Representation of racial and ethnic minorities in the geosciences is abysmally low in the U.S., with only 6% of all geoscience doctorate degrees in 2016 going to underrepresented minorities — the lowest proportion in all of the STEM fields and a statistic that has remained virtually unchanged for more than four decades.
Jason Chen, Gerdelman Family Term Distinguished Associate Professor at the William & Mary School of Education, has secured a new grant from the National Science Foundation that aims to combat that inequity by building a national alliance of researchers working together to effect large-scale change.
The project, entitled “A JEDI Alliance to Develop Leaders for Sustainable Culture Change in the Geo- and Environmental Sciences,” is a $100,000 planning grant with the goal of developing a project and proposal that could secure substantial funding in the future.
“This planning grant gives us one year to develop a project that has the potential to substantially move the needle in terms of diversity and equity in the field,” says Chen. “That’s a huge undertaking, but we’ve got some great building blocks to work with.”
In 2016, the NSF convened a group of 30 scholars and practitioners for an Ideas Lab designed to generate innovative solutions to create a more just, equitable, diverse and inclusive (JEDI) culture in the geosciences. The group included academics and professionals from the geosciences, as well as experts in educational psychology, policy studies and educational leadership.
From that Ideas Lab, five separate projects emerged and were subsequently funded by the NSF through a program called GEO Opportunities for Leadership in Diversity (GOLD). Each took aim at the issue of leadership development, asking the fundamental question: How do we shift the culture of the geosciences by developing leaders who can champion and sustain systemic change in justice, equity, diversity and inclusion?
Although all the projects had the same goal, each approached the topic in different ways, collected different types of data and had different visions for possible solutions.
Chen was lead investigator for one of these five GOLD projects. His project, GEOsciences Diversity Experiential Simulations, or GEODES, used mixed-reality immersive simulations to train university-level educators to recognize and eliminate prejudice in the field.
“It’s like a flight simulator,” says Chen. “Using virtual reality, we simulate situations that university leaders might have experienced or would likely be involved in, such as a hiring search committee. These hyper-realistic scenarios allow them to practice, in a low-risk environment, how to intervene when prejudice appears and advocate for change.”
The other GOLD projects explored different facets of the issue and different solutions. One project examined the nature of exclusion and prejudice during field experiences, a major element of work in the geosciences. Another explored the effectiveness of a triad mentoring program, which matched early career, underrepresented faculty members with both a senior faculty member in the same department and an outside expert in diversity and inclusion.
All five GOLD projects have now completed their work. As the projects came to a close, the NSF announced a new challenge for the researchers: Is there a way to coalesce these projects into one large project that could result in major, national-level change?
Chen likens it to Voltron, one of his favorite cartoons growing up. “Voltron was this mega-superhero that formed when five robot lions merged together,” he says. “Our task is to take these five distinct projects and merge them into one super-project, and our hope is that the collective whole will be greater than the sum of its parts.”

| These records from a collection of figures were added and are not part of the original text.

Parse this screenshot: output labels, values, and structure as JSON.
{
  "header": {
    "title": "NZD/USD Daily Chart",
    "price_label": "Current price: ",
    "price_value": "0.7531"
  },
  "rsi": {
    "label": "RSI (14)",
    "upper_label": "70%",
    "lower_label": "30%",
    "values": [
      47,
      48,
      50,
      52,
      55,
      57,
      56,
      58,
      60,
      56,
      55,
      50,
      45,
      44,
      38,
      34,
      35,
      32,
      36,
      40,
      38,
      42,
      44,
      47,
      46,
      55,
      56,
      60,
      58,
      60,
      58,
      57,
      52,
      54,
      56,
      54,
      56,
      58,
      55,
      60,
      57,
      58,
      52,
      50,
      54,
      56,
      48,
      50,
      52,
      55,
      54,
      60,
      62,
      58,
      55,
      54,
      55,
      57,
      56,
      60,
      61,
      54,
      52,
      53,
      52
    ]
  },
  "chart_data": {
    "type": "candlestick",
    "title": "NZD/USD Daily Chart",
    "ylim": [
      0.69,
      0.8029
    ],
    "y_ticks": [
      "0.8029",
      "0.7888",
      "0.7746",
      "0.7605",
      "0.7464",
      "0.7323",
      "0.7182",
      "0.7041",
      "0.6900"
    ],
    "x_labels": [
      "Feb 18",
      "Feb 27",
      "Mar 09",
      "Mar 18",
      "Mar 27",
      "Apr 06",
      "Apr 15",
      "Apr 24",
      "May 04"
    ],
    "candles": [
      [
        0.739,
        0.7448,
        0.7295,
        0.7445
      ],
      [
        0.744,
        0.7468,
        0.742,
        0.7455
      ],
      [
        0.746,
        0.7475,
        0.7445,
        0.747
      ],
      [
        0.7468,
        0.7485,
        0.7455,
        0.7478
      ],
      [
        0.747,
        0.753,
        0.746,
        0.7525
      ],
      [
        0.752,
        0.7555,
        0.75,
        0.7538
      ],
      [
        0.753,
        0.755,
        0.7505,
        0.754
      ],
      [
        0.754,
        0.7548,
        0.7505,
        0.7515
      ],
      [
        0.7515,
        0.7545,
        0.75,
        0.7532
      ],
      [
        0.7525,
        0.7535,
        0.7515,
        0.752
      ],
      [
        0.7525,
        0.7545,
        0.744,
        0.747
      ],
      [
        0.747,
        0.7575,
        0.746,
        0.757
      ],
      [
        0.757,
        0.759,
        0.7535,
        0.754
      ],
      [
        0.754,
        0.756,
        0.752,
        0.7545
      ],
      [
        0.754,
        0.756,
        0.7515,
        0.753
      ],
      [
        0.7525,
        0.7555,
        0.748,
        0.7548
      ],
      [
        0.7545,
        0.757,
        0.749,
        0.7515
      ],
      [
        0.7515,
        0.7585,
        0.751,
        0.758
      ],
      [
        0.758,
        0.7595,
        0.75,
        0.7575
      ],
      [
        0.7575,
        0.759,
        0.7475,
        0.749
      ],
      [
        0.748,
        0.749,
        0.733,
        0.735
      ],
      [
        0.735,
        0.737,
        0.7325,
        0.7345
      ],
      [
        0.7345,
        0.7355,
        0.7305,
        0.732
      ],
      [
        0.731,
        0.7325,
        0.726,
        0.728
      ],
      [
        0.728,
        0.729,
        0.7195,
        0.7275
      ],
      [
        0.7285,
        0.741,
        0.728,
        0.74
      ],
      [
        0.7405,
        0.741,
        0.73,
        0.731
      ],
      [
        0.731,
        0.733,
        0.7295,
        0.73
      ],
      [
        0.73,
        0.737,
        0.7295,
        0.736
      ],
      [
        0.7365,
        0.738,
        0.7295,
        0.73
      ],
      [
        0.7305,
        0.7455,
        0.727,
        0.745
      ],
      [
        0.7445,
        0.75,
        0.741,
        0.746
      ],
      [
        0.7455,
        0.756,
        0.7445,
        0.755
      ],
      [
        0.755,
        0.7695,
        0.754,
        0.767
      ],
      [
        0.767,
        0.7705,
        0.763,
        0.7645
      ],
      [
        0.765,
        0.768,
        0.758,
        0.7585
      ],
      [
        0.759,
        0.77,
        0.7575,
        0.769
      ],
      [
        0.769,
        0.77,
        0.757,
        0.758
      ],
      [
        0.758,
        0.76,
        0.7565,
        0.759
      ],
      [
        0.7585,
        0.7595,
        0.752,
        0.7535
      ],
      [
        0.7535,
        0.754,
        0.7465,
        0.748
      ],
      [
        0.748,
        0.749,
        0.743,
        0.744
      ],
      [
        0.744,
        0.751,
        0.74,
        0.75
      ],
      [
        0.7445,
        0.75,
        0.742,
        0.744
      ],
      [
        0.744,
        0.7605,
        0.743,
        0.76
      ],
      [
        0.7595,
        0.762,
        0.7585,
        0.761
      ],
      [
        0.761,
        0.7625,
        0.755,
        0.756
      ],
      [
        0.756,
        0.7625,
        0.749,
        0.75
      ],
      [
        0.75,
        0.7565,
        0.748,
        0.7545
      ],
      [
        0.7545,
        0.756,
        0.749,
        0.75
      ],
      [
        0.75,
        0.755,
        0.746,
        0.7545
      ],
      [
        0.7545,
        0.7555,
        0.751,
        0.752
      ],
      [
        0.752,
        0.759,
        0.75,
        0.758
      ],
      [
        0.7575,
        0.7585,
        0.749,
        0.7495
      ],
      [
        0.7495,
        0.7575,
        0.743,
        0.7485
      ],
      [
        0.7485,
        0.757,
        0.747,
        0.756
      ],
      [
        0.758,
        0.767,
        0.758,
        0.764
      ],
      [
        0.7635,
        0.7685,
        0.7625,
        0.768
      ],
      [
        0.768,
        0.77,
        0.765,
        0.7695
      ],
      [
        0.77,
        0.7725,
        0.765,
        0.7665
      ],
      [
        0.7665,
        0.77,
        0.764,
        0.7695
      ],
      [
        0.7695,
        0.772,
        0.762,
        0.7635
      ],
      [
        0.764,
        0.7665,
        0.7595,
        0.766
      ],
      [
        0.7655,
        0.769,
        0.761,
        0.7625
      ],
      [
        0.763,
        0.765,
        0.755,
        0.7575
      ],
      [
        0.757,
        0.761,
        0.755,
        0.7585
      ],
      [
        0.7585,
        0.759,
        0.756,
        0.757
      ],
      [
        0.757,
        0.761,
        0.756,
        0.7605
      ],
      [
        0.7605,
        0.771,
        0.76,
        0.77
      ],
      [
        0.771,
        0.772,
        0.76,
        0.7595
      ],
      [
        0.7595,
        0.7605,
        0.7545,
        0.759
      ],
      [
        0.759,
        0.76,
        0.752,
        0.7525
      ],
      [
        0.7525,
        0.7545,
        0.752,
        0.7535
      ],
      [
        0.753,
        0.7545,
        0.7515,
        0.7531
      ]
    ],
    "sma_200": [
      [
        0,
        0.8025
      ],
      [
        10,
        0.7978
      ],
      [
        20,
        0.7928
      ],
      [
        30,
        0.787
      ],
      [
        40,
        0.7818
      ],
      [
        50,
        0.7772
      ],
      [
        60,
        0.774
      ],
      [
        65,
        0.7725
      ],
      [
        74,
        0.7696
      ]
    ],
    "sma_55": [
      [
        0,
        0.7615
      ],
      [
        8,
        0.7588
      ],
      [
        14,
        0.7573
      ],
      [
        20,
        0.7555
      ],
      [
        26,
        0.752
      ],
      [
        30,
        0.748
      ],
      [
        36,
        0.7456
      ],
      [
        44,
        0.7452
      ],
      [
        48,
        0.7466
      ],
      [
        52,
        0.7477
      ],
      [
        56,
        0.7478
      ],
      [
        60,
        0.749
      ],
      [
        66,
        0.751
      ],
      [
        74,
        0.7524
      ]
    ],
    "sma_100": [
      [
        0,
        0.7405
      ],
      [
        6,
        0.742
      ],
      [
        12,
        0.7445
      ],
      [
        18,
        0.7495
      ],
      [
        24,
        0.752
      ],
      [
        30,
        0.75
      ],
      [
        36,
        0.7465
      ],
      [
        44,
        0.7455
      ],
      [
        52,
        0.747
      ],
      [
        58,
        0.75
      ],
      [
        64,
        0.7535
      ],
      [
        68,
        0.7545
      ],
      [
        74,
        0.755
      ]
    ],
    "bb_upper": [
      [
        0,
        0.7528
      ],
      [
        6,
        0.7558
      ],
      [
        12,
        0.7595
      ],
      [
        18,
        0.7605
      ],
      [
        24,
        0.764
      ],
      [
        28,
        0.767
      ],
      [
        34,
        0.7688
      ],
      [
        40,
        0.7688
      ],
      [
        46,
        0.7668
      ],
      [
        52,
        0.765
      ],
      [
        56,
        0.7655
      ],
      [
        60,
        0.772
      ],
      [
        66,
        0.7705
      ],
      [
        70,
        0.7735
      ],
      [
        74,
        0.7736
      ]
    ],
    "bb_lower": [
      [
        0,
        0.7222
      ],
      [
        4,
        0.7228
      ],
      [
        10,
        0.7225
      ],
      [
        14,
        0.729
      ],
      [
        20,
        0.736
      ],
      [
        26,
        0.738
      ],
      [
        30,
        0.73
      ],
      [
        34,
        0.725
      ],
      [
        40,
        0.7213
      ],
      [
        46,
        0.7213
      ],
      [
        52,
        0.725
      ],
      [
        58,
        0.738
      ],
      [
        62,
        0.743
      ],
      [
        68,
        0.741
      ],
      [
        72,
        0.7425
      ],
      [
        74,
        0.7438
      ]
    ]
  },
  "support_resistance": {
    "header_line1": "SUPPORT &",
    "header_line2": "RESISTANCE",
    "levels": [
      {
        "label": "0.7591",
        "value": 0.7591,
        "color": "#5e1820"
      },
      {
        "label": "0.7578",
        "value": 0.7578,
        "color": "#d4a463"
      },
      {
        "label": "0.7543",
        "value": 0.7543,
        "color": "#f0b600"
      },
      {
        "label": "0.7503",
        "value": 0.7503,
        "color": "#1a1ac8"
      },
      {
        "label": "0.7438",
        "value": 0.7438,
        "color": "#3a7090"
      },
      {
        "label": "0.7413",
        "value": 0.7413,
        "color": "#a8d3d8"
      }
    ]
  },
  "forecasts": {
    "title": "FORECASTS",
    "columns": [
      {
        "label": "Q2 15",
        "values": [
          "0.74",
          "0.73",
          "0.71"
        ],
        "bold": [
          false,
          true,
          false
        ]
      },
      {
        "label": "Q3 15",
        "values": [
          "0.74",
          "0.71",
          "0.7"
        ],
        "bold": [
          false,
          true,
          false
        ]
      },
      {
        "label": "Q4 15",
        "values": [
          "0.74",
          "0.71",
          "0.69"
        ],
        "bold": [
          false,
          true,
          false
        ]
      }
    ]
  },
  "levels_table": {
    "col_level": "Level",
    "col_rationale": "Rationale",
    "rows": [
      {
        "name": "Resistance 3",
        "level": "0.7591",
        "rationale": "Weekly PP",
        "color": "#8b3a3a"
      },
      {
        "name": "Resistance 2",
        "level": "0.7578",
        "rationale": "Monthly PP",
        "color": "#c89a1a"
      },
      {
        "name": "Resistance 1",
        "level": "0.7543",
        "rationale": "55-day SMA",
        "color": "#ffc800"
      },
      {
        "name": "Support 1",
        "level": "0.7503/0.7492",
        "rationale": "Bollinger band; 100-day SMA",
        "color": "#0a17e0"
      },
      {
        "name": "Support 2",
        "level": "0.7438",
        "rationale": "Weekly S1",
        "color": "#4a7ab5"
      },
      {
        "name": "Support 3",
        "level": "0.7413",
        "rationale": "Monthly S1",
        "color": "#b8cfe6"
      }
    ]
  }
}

Over the course of the coming year, Chen will work with the project leads to combine forces and identify one unified vision. Kardia Group, a consulting firm that has been involved with GOLD since the projects were birthed in the Ideas Lab, will provide additional support.
They’ll compile data from the existing projects, identify new data needed, create communications and decision-making mechanisms, and identify a backbone organization that will provide leadership and logistical support for the alliance.
“The backbone organization will be like the brain or central nervous system for the project,” says Chen. “It will drive the project, coordinating action and communication among the stakeholders.”
The proposal called for a three-day kickoff in Colorado this fall, though the team is already shifting plans so they don’t lose momentum due to the COVID-19 pandemic. Instead of meeting in person, they’re planning for 10 virtual, monthly mini-conferences, each focused on a single aspect of the project.
“That big grant on the horizon motivates me to get up in the morning,” says Chen. “My heart is in this research, because I know personally the effects of exclusion, homogeneity and inequity. As a researcher, I’m certainly driven by the competitive aspect, but even more by the desire to serve — to really have an impact on communities.”
He is quick to credit the mentors and supports that have helped him along the way, including colleagues from W&M such as Heather Macdonald, Chancellor Professor of Geology, who co-mentored students with him and first introduced him to the GOLD project. He also points to the camaraderie and support of fellow researchers within the GOLD community, which he says is characterized by a strong level of trust and generosity.
“I never thought I’d be doing this kind of work,” he says. “It’s been a wonderful confluence of interesting people and interesting questions guiding me in this direction. I’m really excited about where it will take me next.”